It was inevitable that
Kris Winkelman would end up writing a
newspaper column on wild-game cookery.
"When you're married
to Babe Winkelman," she says, "you
learn how to tame wild game in a hurry."
Kris admits she was anything
but an authority on the preparation of
game and fish before she married Babe,
the popular host of two nationally syndicated
outdoor television shows. "Like most
people, I had a handful of standard recipes
for fish and venison. But when your husband
spends half his year on the road hunting
and fishing, it doesn't take long to become
bored with the basic recipes. Just about
all the meals we eat are game and fish."
Kris' search for new
and intriguing ways to prepare fish and
game produced so many interesting recipes
that she and Babe decided to start a cooking
feature called "Kris’ Kitchen" for
his award-winning "Good Fishing" and "Outdoor
Secrets" television shows. The feature
was an immediate hit with viewers, many
of whom wrote or emailed asking for a cookbook.

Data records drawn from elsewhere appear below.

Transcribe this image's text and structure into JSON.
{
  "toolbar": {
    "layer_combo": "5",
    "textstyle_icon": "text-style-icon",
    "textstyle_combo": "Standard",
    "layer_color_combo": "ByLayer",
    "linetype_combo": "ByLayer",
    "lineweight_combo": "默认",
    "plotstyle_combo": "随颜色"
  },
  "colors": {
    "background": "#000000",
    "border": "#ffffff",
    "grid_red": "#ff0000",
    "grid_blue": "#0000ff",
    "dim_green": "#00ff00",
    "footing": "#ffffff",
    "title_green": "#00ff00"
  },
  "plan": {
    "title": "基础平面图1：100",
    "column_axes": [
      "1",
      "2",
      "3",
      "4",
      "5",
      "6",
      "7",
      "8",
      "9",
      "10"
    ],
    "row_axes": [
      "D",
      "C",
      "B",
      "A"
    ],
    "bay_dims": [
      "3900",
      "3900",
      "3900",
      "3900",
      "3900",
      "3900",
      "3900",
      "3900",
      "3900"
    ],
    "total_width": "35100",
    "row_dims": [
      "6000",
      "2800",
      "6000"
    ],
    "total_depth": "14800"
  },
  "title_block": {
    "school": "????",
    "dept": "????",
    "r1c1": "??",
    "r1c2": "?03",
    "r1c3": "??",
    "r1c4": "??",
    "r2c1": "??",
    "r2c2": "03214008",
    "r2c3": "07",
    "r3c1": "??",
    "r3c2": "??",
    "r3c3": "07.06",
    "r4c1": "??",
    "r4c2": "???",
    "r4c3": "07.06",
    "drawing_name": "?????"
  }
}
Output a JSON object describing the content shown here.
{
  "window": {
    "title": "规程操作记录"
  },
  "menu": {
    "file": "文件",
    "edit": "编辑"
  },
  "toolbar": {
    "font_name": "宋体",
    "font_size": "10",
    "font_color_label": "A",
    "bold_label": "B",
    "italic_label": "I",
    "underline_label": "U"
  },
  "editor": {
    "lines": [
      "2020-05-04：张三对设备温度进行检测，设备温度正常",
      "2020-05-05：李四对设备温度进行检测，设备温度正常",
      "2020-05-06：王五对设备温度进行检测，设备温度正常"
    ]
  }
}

When treated to meals of walleye, venison
or pheasant, guests at the Winkelman household
agreed, encouraging Kris to share her secrets
with sportsmen by writing a cookbook.
"It's been fun," she
says. "Not only have we put together
a collection of the recipes we've developed
over the last few years, but we've also
worked up lots of new ones."
For the Winkelman family,
preparing the wild harvest is a way of
extending the hunting and fishing seasons. "Eating
the game can be as much fun as the actual
hunting and fishing," she says, "and
preparing tasty meals can be as challenging
as catching a mess of walleyes or shooting
a deer."
Kris' goal has been to
develop tasty, easy-to-prepare meals using
readily available ingredients. "This
isn't about gourmet cooking," she
says, "it's about gourmet meals that
anyone can make. Wild game is different
from domestic meats and it requires a different
approach."
In addition to recipes,
the column will deal with everything from
the handling and storage of game to collecting
wild mushrooms to selecting wines that
compliment outdoor cuisine.
" My hope is that
sportsmen and sportswomen across the country
will enjoy these recipes as much as Babe
and I have," she says. "It's
all about celebrating the outdoor experience."